The Momentary Flag Project: Christopher Myers, Icarus Falling (2020)
In the spirit of our adaptive reuse architecture, the Momentary is launching a rotating series of artist-designed flags that will be raised on the factory’s historic flag pole, located on E St. near the shuttle drop-off. The series will ask artists to explore the symbolic resonance of flags and consider how they shape our understanding of place and identity. Through this project, we hope to continue adding new stories and perspectives to the history of the Momentary’s site.

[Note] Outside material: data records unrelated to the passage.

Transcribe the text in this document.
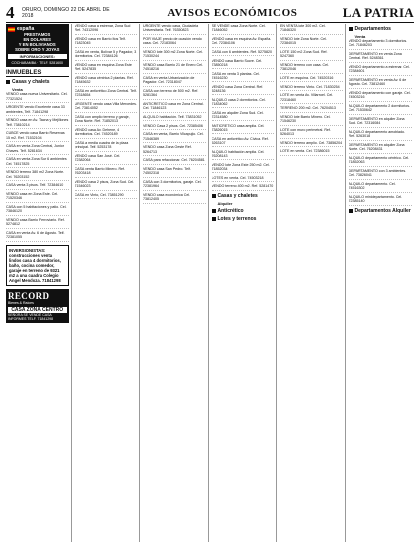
4	ORURO, DOMINGO 22 DE ABRIL DE 2018	AVISOS ECONÓMICOS	LA PATRIA
españa
PRESTAMOS
EN DOLARES
Y EN BOLIVIANOS
SOBRE ORO Y JOYAS
INFORMACIONES:
COCHABAMBA · TELF. 5281600
INMUEBLES
Casas y chalets
Venta
VENDO casa nueva Universitario. Cel. 77321524
URGENTE vendo Excelente casa 33 ambientes, Telf. 71841298
VENDO casa en Av. Tacna y Mejillones Telf. 73810214
CUBCE vendo casa Barrio Reservas 15 m2. Ref. 71532104
CASA en venta Zona Central, Junior Chaves. Telf. 5281634
CASA en venta Zona Sur 6 ambientes Cel. 74517825
VENDO terreno 380 m2 Zona Norte. Cel. 76203152
CASA venta 3 pisos. Telf. 72384610
VENDO casa en Zona Este. Cel. 71520346
CASA con 5 habitaciones y patio. Cel. 73846120
VENDO casa Barrio Ferroviario. Ref. 5274812
CASA en venta Av. 6 de Agosto. Telf. 72381055
INVERSIONISTAS: construcciones venta lindos casa 4 dormitorios, baño, cocina comedor, garaje en terreno de 9321 m2 a una cuadra Colegio Angel Mendoza. 71841298
RECORD
Bienes & Raíces
CASA ZONA CENTRO
SEÑORA SE VENDE CASA INFORMES TELF. 71841298
VENDO casa a estrenar, Zona Sud Ref. 74312096
VENDO casa en Barrio Itos Telf. 71823045
CASA en venta, Bolívar 5 y Pagador, 3 dormitorios. Cel. 72384126
VENDO casa en esquina Zona Este Ref. 5247835
VENDO casa céntrica 2 plantas. Ref. 71845632
CASA en anticrético Zona Central. Telf. 72318654
URGENTE vendo casa Villa Mercedes. Cel. 73814052
CASA con amplio terreno y garaje, Zona Norte. Ref. 71852013
VENDO casa Av. Dehene, 4 dormitorios. Cel. 74520189
CASA a media cuadra de la plaza principal. Telf. 5253178
VENDO casa San José. Cel. 72382064
CASA venta Barrio Minero. Ref. 76203418
VENDO casa 2 pisos, Zona Sud. Cel. 71546023
CASA en Vinto, Cel. 73851290
URGENTE vendo casa, Ciudadela Universitaria. Telf. 76350823
POR VIAJE precio de ocasión vendo casa. Cel. 72183064
VENDO lote 300 m2 Zona Norte. Cel. 71530244
VENDO casa Barrio 21 de Enero Cel. 74518216
CASA en venta Urbanización de Pagador. Cel. 72318047
CASA con terreno de 500 m2. Ref. 5281364
ANTICRETICO casa en Zona Central. Cel. 71846123
ALQUILO habitación. Telf. 73831052
VENDO Casa 2 pisos. Cel. 72385406
CASA en venta, Barrio Vilcapujio. Cel. 71546389
VENDO casa Zona Oeste Ref. 5264713
CASA para refaccionar. Cel. 76204581
VENDO casa San Pedro. Telf. 74502318
CASA con 3 dormitorios, garaje. Cel. 72381964
VENDO casa económica Cel. 73812405
SE VENDE casa Zona Norte. Cel. 71846052
VENDO casa en esquina Av. España. Cel. 72384106
CASA con 6 ambientes. Ref. 5275820
VENDO casa Barrio Sucre. Cel. 73850218
CASA en venta 3 plantas. Cel. 74516230
VENDO casa Zona Central. Ref. 5248136
ALQUILO casa 2 dormitorios. Cel. 71834062
CASA en alquiler Zona Sud. Cel. 72314580
ANTICRETICO casa amplia. Cel. 73826015
CASA en anticrético Av. Cívica. Ref. 5263107
ALQUILO habitación amplia. Cel. 76208143
VENDO lote Zona Este 250 m2. Cel. 71852034
LOTES en venta. Cel. 74503218
VENDO terreno 400 m2. Ref. 5281470
Casas y chaletes
Alquiler
Anticrético
Lotes y terrenos
EN VENTA lote 300 m2. Cel. 71846320
VENDO lote Zona Norte. Cel. 72384015
LOTE 150 m2 Zona Sud. Ref. 5247360
VENDO terreno con casa. Cel. 73812046
LOTE en esquina. Cel. 74520316
VENDO terreno Vinto. Cel. 71830254
LOTE en venta Av. Villarroel. Cel. 72318460
TERRENO 200 m2. Cel. 76204513
VENDO lote Barrio Minero. Cel. 71546230
LOTE con muro perimetral. Ref. 5264013
VENDO terreno amplio. Cel. 73856204
LOTE en venta. Cel. 72386015
Departamentos
Venta
VENDO departamento 3 dormitorios. Cel. 71846203
DEPARTAMENTO en venta Zona Central. Ref. 5248361
VENDO departamento a estrenar. Cel. 72384601
DEPARTAMENTO en venta Av. 6 de Agosto. Cel. 73812460
VENDO departamento con garaje. Cel. 74503216
ALQUILO departamento 2 dormitorios. Cel. 71530642
DEPARTAMENTO en alquiler Zona Sud. Cel. 72316084
ALQUILO departamento amoblado. Ref. 5263018
DEPARTAMENTO en alquiler Zona Norte. Cel. 76208431
ALQUILO departamento céntrico. Cel. 71852063
DEPARTAMENTO con 3 ambientes. Cel. 73826041
ALQUILO departamento. Cel. 74516302
ALQUILO minidepartamento. Cel. 72385140
Departamentos Alquiler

Earlier this year, we invited artist, illustrator, and writer Christopher Myers to create our inaugural flag. Myers’s flag, Icarus Falling, takes inspiration from the Greek myth of Icarus and his father Daedalus. As the story goes, Daedalus fashions them wings made of feathers and wax, yet despite his father’s warning, Icarus flies too close to the sun, consequently melting his wings. In Myers’s flag, seven black figures vertically cascade through a flurry of feathers. The golden sun appears at the top of the composition, while the blue aquatic imagery references the sea that Icarus fell into.
For Myers, the myth of Icarus resonates with what he refers to as the Black Hagiography, a group of iconic twentieth-century figures who tragically died too soon, such figures include Sam Cooke, Marvin Gaye, Malcolm X, Nina Simone, Billie Holiday, and Basquiat among others.
The artist says:
“These flags are a monument to our nation of Icaruses, of people who dream bigger than they are ‘supposed’ to, and who must find a way to celebrate not only our triumphs but all of the times we have soared so close to the sun, that we have burned our wings.”
The pattern and design of this flag were inspired by Asafo flags—military flags created by the Fante people of Ghana—and the storytelling traditions of quilters in Gees Bend, Alabama.
According to Myers:
“This flag stands in contrast to the traditional use of flags that tell the stories of colonial triumph, or unbroken nationhood. Instead it thinks about what a nation can mean as a collection of ideals and aspirations that may never be achieved, but should always be sought after, worthy of celebration in accomplishment and in failure.”
About the Artist:
Born in 1974, Christopher Myers is a multimedia artist, author, and playwright from New York City. Myers earned his BA in Art-Semiotics and American Civilization with focus on race and culture from Brown University in 1995. His work has been exhibited throughout the United States and internationally at venues including MoMA PS1, The Art Institute of Chicago, The Mistake Room at Paos GDL, Akron Art Museum, Contrast Gallery Shanghai, Goethe-Institut Ghana, Kigali Genocide Memorial Center Rwanda, San Art Ho Chi Minh City Vietnam, and The Studio Museum Harlem. Myers won a Caldecott Honor in 1998 for his illustrations in the book Harlem and a Coretta Scott King Award in 2016 for illustrating Firebird with Misty Copeland. Myers currently lives and works in Brooklyn, NY.